Were you ever a teacher?
No. I was looking into going back for teaching, got a year of pre-requests behind me, and then the XL deal came through.

Can you tell me about The Dirty Shame?
I took a year off from Detroit and The Wildbunch. The company I was working for at the time had a position in LA. I felt like I needed a change and that The Wildbunch had gone as far as it was going to go. I wanted to get out of Detroit because I lived there for so long. I took the job in LA and was looking to get out of music. I thought it wasn't going anywhere. Ironically, I worked a later shift for the news wire I was working at and would get home at night and write more songs. I had an abundance of these slower songs and when I got back to Detroit a year later I went back into the studio and recorded them.

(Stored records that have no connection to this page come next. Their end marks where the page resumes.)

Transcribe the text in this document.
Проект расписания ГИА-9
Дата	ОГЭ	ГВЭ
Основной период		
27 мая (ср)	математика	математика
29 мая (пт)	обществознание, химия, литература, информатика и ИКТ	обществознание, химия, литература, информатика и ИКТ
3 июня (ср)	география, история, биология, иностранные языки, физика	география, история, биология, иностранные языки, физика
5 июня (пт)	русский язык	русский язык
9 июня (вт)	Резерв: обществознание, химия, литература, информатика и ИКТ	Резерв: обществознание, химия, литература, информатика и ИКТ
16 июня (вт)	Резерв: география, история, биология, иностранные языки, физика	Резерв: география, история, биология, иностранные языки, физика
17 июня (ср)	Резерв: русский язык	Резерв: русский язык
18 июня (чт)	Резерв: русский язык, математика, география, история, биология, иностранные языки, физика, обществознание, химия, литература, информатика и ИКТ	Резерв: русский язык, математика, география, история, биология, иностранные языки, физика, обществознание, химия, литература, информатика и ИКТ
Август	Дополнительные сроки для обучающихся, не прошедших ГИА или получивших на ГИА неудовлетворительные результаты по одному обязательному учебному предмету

I put a band together with some friends and we played for a year.

Out of all of the releases that you've been involved in floating around, which would you be most surprised to see someone bring up to you to autograph?
If someone got a hold of one of those eight tracks. That would be impossible. We released ten eight tracks of our second live show as The Wildbunch. No one has those. That would be the most surprising.

What's the possibility of any of The Wildbunch catalogue being re-recorded as Electric Six?
It depends. I write so many songs and everyone does as well. Tait's a music machine. John Nash, although he's only written one song, is a genius. Everyone in the band is more interested in coming up with new stuff. I was thinking about the song Take me to Your Leader. If we were to do one, that would be it. That's a pretty cool song.

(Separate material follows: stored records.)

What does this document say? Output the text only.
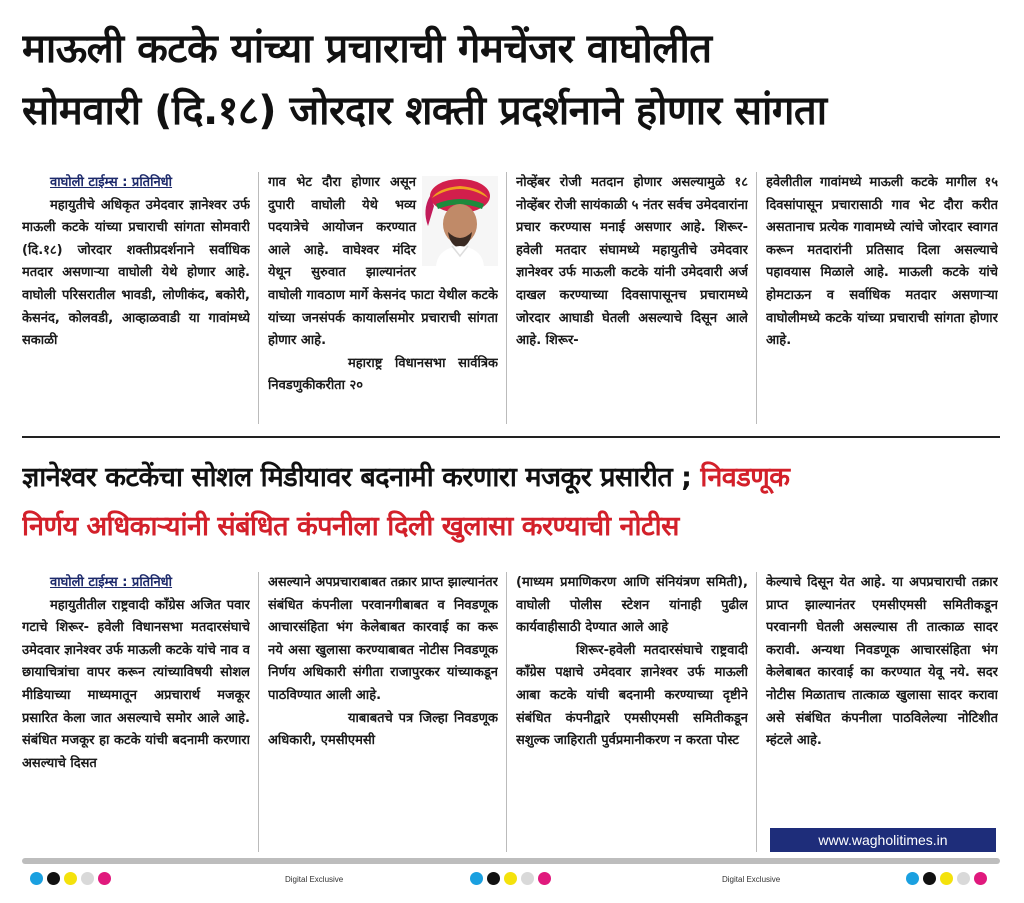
माऊली कटके यांच्या प्रचाराची गेमचेंजर वाघोलीत
सोमवारी (दि.१८) जोरदार शक्ती प्रदर्शनाने होणार सांगता
वाघोली टाईम्स : प्रतिनिधी
महायुतीचे अधिकृत उमेदवार ज्ञानेश्वर उर्फ माऊली कटके यांच्या प्रचाराची सांगता सोमवारी (दि.१८) जोरदार शक्तीप्रदर्शनाने सर्वाधिक मतदार असणाऱ्या वाघोली येथे होणार आहे. वाघोली परिसरातील भावडी, लोणीकंद, बकोरी, केसनंद, कोलवडी, आव्हाळवाडी या गावांमध्ये सकाळी
गाव भेट दौरा होणार असून दुपारी वाघोली येथे भव्य पदयात्रेचे आयोजन करण्यात आले आहे. वाघेश्वर मंदिर येथून सुरुवात झाल्यानंतर वाघोली गावठाण मार्गे केसनंद फाटा येथील कटके यांच्या जनसंपर्क कायार्लासमोर प्रचाराची सांगता होणार आहे.
महाराष्ट्र विधानसभा सार्वत्रिक निवडणुकीकरीता २०
नोव्हेंबर रोजी मतदान होणार असल्यामुळे १८ नोव्हेंबर रोजी सायंकाळी ५ नंतर सर्वच उमेदवारांना प्रचार करण्यास मनाई असणार आहे. शिरूर-हवेली मतदार संघामध्ये महायुतीचे उमेदवार ज्ञानेश्वर उर्फ माऊली कटके यांनी उमेदवारी अर्ज दाखल करण्याच्या दिवसापासूनच प्रचारामध्ये जोरदार आघाडी घेतली असल्याचे दिसून आले आहे. शिरूर-
हवेलीतील गावांमध्ये माऊली कटके मागील १५ दिवसांपासून प्रचारासाठी गाव भेट दौरा करीत असतानाच प्रत्येक गावामध्ये त्यांचे जोरदार स्वागत करून मतदारांनी प्रतिसाद दिला असल्याचे पहावयास मिळाले आहे. माऊली कटके यांचे होमटाऊन व सर्वाधिक मतदार असणाऱ्या वाघोलीमध्ये कटके यांच्या प्रचाराची सांगता होणार आहे.
ज्ञानेश्वर कटकेंचा सोशल मिडीयावर बदनामी करणारा मजकूर प्रसारीत ; निवडणूक
निर्णय अधिकाऱ्यांनी संबंधित कंपनीला दिली खुलासा करण्याची नोटीस
वाघोली टाईम्स : प्रतिनिधी
महायुतीतील राष्ट्रवादी काँग्रेस अजित पवार गटाचे शिरूर- हवेली विधानसभा मतदारसंघाचे उमेदवार ज्ञानेश्वर उर्फ माऊली कटके यांचे नाव व छायाचित्रांचा वापर करून त्यांच्याविषयी सोशल मीडियाच्या माध्यमातून अप्रचारार्थ मजकूर प्रसारित केला जात असल्याचे समोर आले आहे. संबंधित मजकूर हा कटके यांची बदनामी करणारा असल्याचे दिसत
असल्याने अपप्रचाराबाबत तक्रार प्राप्त झाल्यानंतर संबंधित कंपनीला परवानगीबाबत व निवडणूक आचारसंहिता भंग केलेबाबत कारवाई का करू नये असा खुलासा करण्याबाबत नोटीस निवडणूक निर्णय अधिकारी संगीता राजापुरकर यांच्याकडून पाठविण्यात आली आहे.
याबाबतचे पत्र जिल्हा निवडणूक अधिकारी, एमसीएमसी
(माध्यम प्रमाणिकरण आणि संनियंत्रण समिती), वाघोली पोलीस स्टेशन यांनाही पुढील कार्यवाहीसाठी देण्यात आले आहे
शिरूर-हवेली मतदारसंघाचे राष्ट्रवादी काँग्रेस पक्षाचे उमेदवार ज्ञानेश्वर उर्फ माऊली आबा कटके यांची बदनामी करण्याच्या दृष्टीने संबंधित कंपनीद्वारे एमसीएमसी समितीकडून सशुल्क जाहिराती पुर्वप्रमानीकरण न करता पोस्ट
केल्याचे दिसून येत आहे. या अपप्रचाराची तक्रार प्राप्त झाल्यानंतर एमसीएमसी समितीकडून परवानगी घेतली असल्यास ती तात्काळ सादर करावी. अन्यथा निवडणूक आचारसंहिता भंग केलेबाबत कारवाई का करण्यात येवू नये. सदर नोटीस मिळाताच तात्काळ खुलासा सादर करावा असे संबंधित कंपनीला पाठविलेल्या नोटिशीत म्हंटले आहे.
www.wagholitimes.in
Digital Exclusive	Digital Exclusive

What role do you think critics should play in people's consumption of music?
It's hard to say. I've been burned so many times. One of my favorite bands is The Magnetic Fields and I read a review about how bad they were live. I took it to heart, didn't go, and my friends said it was the best show they'd ever seen. It's a good way to find out what's out there, but I don't think about it too much.

How do you feel about the popularity of the band world wide?
I consider our band to be in a very fortunate position. We don't sell a lot of records, but we're the sort of band that people stick with. We're on the road so much and it's not uncommon for us to see the same people at four or five shows. We're generating a cult following that way. I'm talking to you right now and the world's biggest Electric Six fan two years from now hasn't even heard of us yet.

Are there any stories of hell-gigs or adventures on the road that you can share?
The line up we have now, we're pretty milk and cookies people. The one I can think of is when we took a big money gig to play Carlton College in Minneapolis. It was a one-time deal. You do an entire five-week tour and everything's fine with your vehicle, but when we drove to Minnesota everything that could go wrong did. Our alternator ran out in the middle of a severe thunderstorm and we had to run through the treacherous waters for half an hour to the next town before the battery shop closed. We were covered in mud and shit. Then, the next day, the trailer fell apart on us. We still made it to play the show. The best part was when we made it to the show and there was no alcohol. It was an alcohol free zone. That was the only show I've played completely sober. That's the worst.

What do you and the band like to do after a performance?
We like to chill out for a second. A lot of time, we like to go out and party. In as much as we party.

In our previous interview, you mentioned that Electric Six was available to hire for weddings, birthday parties, and other gatherings. Is that still the case?
That is. We're actually playing an event in LA in the middle of the next tour. They made it worth our while. We're going to play our show in Boston, fly to LA to do the event, and then fly back to do our show in DC.

In the past, you've been the start of many a rumor. Would you like to start one now?
I look back at where I was and look at where I am now and I'm a very happy man. I don't need to go make those things up anymore. I'll let the rumors take care of themselves.

Are there any under appreciated albums that you'd like to recommend to the readers?
The Infoitainment Scan by The Fall.

Electric Six will be playing at The Warsaw in Brooklyn on July 13th, at the Bowery Ballroom on September 16th, and Maxwell's, of Hoboken on September 18th.